Each lane will be powered at each end.
Material:
Channeling interior 20mm wide
LED
three row SMD 2835 360LED 16mm wide
80w/5m
Power supply
2 - 12V 30A DC Power Supply Driver,360W
1 Smart switch 10A
3x 15' LED strips, rated at 80W per 5m. For simplicity, we'll assume...
- Each 15' segment is 5 meters
- The power figure per segment is the sum total of power needed for the LEDs and any current-limiting circuits onboard
- Your switch's current limit is independent of the voltage and it can switch AC or DC loads
Thus 15 meters / 5 meters = 3 segments x 80W per segment = 240W / 12V = 20A / 3 = ~6.67A per 5m strip. If you're further powering each end then the maximum current delivered per
half-segment will be ~3.33A; this may be relevant since LED strips often have maximum lengths due to current limits. In reality 15 feet is about 10% less than 5 meters so your actual currents should be slightly less.
If the switch is on the
AC side between mains power and the power supply, 10A is sufficient
(240W / 120V = 2A; 240W / 240V = 1A). If it is on the
DC side between the power supply and the LED strips then it is not and I see three scenarios for controlling the strips:
- Use two switches, each controlling three half segments
- Use 3 switches, each controlling one full segment
- Use one switch controlling a 20A rated relay
However I imagine that the switch is rated for - and possibly
only works with -
AC loads.
Questions
1) Would this supply a 16' by 20' room with enough light?
2) Is the power and configuration of power supplies correct?
3) Kind of a dumb question, the Smart switch is 10A, the power supplies are running 30A. Is that a problem?
Thank you for your help and time.
1. I don't know what sort of lighting you require, however
240 watts of any LED flavor of strip lighting I'm personally aware of will probably make the room
operating theater bright and possibly uncomfortable to be in.

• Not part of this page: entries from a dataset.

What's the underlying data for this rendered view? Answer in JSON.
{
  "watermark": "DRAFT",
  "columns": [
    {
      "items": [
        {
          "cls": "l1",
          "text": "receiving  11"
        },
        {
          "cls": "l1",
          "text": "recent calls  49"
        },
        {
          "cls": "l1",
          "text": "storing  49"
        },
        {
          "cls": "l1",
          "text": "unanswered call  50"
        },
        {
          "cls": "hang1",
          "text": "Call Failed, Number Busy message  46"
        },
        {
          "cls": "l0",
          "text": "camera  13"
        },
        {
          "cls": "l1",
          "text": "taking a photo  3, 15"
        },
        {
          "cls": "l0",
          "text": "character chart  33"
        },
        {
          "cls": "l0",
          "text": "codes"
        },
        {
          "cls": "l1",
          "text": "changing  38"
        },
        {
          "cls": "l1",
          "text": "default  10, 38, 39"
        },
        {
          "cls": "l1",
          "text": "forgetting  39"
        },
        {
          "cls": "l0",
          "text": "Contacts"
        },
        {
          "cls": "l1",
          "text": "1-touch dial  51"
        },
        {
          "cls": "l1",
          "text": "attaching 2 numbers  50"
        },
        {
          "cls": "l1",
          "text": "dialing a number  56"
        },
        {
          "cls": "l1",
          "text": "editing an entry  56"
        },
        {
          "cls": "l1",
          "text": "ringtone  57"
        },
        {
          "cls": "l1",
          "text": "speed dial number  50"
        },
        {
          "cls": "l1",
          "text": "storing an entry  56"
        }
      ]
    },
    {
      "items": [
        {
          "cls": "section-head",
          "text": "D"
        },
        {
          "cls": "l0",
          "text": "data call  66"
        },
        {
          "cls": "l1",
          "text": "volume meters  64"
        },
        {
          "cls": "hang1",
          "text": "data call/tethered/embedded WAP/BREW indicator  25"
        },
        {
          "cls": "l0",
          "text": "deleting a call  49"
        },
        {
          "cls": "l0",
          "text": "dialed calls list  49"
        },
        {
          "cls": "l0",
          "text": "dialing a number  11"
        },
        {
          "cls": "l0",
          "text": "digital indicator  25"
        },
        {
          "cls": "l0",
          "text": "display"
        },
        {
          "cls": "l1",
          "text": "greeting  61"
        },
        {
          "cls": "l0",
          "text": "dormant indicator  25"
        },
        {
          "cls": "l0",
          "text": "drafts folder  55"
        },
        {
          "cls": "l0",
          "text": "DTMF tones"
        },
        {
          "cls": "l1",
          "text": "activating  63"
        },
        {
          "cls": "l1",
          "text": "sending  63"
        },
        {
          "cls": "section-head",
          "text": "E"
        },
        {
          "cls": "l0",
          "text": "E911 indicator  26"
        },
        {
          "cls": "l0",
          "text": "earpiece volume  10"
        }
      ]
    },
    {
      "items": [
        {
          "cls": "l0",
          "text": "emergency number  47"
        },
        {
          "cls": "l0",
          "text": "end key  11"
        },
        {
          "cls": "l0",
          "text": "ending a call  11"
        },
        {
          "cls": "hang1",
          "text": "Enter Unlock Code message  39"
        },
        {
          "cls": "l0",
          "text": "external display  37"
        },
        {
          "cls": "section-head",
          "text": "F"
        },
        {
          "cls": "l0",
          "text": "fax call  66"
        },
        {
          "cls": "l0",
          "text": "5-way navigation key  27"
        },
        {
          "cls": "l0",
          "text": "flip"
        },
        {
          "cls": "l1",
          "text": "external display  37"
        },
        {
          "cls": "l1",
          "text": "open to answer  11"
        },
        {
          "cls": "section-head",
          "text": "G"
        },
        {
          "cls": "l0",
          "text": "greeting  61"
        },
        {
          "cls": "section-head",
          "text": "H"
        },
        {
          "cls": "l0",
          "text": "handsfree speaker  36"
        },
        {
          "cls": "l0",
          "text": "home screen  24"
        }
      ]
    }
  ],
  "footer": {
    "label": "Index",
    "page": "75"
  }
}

If you're diffusing off of a ceiling you'll lose some light in the process, but I would still expect discomfort off of any reasonably reflective ceiling.
2. One power supply should be sufficient.
3. I have addressed this above.
Pictures did not post sorry.
Looks like you tried to copy-paste the image directly into the editor and it encoded as text - which makes quoting your post a challenge. Short of using CPF features to upload images separately (the specifics of which I cannot advise one having never used them), an external image host - such as imgur.com - is required.